KPWB
- Piedmont, Missouri; United States;
- Frequency: 1140 kHz

Ownership
- Owner: Dockins Broadcast Group

History
- First air date: May 16, 1966
- Call sign meaning: Piedmont/Watson and Bumpus, original owners

Technical information
- Licensing authority: FCC
- Facility ID: 28120
- Class: D
- Power: 1,000 watts (daytime only)
- Transmitter coordinates: 37°8′29.2″N 90°42′11.4″W﻿ / ﻿37.141444°N 90.703167°W
- Translator: K221GO (92.1 MHz)

Links
- Public license information: Public file; LMS;

= KPWB (AM) =

KPWB (1140 AM) is a radio station in Piedmont, Missouri, United States. It is owned by Dockins Broadcast Group. The station has been on the air in Piedmont since 1966.

==History==
On January 25, 1965, Gaylon Watson and Joseph M. Bumpus, trading as the Wayne County Broadcasting Company, applied for a new, 250-watt daytime-only radio station on 1140 kHz in Piedmont. The commission granted the application on November 4, 1965, and KPWB began broadcasting on May 16, 1966, with a country music format as well as local news and religious programming. A popular early feature on the station was radio bingo until the Missouri Attorney General ruled that such games constituted illegal lotteries. Power was increased to 1,000 watts in 1967. In 1982, the station was the last communication link with the outside world when Piedmont was surrounded by floodwaters.

In 1985, KPWB was sold to Sam English of Poplar Bluff and his Clearwater Broadcasting. The sale included an FM construction permit held by the station, allowing it to begin nighttime broadcasting or even split programming. In late 1985, KPWB-FM 104.9 began broadcasting as a simulcast of KPWB AM, continuing its format in the evening. In 1991, the KPWB stations were sold to Hunt Broadcasting Group, at which time KPWB AM aired an adult contemporary format.

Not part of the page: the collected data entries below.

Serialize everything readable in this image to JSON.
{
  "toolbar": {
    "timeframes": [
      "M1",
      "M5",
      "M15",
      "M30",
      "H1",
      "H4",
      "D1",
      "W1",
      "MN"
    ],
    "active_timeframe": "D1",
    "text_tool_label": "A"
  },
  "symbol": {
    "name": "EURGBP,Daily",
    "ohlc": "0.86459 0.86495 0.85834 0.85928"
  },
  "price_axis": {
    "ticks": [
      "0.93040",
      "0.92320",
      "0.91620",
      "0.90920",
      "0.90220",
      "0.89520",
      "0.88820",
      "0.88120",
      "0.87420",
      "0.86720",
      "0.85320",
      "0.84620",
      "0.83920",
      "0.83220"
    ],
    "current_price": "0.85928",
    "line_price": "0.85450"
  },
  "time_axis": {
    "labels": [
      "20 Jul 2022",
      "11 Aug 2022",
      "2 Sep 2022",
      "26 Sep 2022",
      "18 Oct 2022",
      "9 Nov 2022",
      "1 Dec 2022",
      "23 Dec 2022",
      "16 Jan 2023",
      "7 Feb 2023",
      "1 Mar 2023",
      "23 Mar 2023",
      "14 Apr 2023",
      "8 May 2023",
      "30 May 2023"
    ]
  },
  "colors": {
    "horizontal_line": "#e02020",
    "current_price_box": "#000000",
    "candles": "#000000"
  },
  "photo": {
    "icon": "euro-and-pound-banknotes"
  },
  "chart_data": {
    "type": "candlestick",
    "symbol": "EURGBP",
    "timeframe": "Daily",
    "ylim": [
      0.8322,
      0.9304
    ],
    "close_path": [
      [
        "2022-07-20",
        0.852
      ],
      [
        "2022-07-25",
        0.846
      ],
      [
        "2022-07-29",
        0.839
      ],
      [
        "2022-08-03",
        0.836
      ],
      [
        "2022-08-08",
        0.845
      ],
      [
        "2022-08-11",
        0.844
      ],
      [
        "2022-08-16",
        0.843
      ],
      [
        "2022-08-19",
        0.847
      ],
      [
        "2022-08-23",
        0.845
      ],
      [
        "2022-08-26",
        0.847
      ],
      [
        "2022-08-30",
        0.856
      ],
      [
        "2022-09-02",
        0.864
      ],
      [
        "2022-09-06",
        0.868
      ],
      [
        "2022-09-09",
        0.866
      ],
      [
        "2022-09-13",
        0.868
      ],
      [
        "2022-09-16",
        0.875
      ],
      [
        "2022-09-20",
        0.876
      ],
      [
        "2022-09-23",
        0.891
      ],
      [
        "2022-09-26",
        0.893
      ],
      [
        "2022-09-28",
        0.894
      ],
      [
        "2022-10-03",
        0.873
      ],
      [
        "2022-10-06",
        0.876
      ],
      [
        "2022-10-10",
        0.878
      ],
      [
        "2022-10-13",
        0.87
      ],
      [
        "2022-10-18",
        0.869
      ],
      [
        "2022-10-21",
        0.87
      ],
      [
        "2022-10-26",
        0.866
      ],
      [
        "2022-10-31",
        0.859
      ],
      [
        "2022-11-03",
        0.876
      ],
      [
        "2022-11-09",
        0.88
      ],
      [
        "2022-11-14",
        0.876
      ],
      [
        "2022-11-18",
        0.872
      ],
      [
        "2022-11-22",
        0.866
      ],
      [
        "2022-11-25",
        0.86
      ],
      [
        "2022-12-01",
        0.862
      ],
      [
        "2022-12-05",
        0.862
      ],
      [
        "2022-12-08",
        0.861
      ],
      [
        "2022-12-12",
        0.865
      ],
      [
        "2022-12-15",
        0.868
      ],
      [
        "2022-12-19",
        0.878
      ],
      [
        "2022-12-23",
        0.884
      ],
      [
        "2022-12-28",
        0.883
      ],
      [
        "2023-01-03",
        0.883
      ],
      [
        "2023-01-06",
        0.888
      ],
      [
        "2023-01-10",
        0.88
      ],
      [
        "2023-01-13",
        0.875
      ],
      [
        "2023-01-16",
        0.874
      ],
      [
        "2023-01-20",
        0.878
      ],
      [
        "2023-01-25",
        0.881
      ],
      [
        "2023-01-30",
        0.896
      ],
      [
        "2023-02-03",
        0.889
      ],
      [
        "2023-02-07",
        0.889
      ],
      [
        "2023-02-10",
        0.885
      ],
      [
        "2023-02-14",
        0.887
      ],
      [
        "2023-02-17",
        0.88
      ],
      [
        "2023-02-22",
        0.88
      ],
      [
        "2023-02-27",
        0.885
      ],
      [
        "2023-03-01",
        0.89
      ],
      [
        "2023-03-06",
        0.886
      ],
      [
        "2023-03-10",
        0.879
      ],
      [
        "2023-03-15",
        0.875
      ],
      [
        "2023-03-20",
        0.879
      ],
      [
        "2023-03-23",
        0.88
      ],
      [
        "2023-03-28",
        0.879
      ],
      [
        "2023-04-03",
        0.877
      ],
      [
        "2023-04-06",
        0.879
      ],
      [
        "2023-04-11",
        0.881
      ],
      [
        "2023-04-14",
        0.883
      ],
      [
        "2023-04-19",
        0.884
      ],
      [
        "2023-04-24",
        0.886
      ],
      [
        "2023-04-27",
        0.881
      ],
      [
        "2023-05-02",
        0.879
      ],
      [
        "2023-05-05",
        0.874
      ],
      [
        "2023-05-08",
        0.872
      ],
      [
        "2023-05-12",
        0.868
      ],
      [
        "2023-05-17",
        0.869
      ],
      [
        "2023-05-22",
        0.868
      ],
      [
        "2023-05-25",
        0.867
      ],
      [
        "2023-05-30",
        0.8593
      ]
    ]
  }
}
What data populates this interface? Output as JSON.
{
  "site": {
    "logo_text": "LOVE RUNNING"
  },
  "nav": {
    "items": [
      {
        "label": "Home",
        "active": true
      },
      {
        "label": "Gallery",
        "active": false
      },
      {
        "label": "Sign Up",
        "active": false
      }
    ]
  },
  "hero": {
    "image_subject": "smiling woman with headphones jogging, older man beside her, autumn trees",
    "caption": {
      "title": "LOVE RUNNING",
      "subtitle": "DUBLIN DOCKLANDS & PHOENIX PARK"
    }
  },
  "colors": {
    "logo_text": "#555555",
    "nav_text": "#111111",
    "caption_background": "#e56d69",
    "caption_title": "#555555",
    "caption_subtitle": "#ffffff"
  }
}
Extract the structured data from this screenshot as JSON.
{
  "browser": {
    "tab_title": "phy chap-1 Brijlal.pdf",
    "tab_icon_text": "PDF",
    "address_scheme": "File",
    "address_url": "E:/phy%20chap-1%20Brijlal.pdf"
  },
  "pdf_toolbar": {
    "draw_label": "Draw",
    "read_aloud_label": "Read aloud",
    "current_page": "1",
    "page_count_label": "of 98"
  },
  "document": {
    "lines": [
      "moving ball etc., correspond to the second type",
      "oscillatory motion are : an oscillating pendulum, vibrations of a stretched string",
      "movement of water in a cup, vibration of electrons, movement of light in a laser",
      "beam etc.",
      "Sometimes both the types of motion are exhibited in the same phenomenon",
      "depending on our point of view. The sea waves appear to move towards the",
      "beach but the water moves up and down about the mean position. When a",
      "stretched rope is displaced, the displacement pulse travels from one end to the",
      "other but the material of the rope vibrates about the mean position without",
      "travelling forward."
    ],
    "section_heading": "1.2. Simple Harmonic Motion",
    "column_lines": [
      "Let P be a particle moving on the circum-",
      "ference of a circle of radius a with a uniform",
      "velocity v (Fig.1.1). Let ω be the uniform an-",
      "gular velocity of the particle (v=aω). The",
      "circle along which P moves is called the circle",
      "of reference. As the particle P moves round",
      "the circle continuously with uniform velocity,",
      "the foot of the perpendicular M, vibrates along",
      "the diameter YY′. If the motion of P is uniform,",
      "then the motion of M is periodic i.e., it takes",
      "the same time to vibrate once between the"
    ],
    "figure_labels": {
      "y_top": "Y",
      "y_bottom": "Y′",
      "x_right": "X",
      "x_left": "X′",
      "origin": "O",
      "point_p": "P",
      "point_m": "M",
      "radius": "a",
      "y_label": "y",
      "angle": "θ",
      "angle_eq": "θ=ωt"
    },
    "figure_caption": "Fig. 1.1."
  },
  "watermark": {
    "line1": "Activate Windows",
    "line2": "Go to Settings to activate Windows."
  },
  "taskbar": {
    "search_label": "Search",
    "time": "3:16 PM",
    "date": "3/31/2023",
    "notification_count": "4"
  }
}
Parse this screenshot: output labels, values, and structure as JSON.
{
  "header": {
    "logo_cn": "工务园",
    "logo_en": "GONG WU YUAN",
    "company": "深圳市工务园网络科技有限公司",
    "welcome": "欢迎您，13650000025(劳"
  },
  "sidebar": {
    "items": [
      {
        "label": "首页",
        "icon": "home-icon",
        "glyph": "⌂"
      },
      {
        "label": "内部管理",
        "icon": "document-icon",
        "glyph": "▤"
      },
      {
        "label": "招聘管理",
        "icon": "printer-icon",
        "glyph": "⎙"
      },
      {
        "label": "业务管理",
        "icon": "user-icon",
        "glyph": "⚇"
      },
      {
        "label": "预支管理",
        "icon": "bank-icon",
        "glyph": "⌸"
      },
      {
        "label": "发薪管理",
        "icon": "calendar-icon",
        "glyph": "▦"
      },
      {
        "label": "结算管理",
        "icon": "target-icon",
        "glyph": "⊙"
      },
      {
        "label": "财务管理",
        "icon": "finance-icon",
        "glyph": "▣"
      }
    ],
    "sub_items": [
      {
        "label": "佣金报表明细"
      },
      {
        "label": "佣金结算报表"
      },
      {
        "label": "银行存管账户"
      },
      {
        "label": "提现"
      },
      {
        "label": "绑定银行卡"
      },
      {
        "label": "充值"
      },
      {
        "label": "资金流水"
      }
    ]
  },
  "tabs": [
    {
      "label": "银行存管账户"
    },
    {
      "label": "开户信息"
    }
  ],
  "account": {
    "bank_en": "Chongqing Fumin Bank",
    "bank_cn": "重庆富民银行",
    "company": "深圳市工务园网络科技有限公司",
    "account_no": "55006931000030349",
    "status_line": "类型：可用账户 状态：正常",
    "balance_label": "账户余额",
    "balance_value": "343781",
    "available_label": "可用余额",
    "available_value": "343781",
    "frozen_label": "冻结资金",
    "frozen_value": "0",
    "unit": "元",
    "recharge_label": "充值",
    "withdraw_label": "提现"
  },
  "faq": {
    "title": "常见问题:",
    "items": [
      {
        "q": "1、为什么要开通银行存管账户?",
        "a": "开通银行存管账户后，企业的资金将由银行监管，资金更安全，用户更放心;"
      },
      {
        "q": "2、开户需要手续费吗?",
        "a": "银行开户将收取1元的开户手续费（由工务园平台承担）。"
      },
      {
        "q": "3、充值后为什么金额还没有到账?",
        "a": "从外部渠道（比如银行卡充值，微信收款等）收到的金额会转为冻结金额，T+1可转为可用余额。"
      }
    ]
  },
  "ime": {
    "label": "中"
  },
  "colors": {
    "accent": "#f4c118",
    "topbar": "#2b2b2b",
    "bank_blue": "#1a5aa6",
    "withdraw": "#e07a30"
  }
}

Dockins Broadcast Group owned KPWB-AM-FM from 2003 to 2008, when the stations were sold to Southern Star Communications of Tennessee. By March 2008, KPWB AM was off the air due to flood damage. A year later, KPWB-FM also went off the air with no notice to advertisers or religious ministries. Dockins, which held a security interest in the KPWB stations after selling to Southern Star, successfully filed seeking back rent and possession of the property and moved to reopen KPWB AM and FM.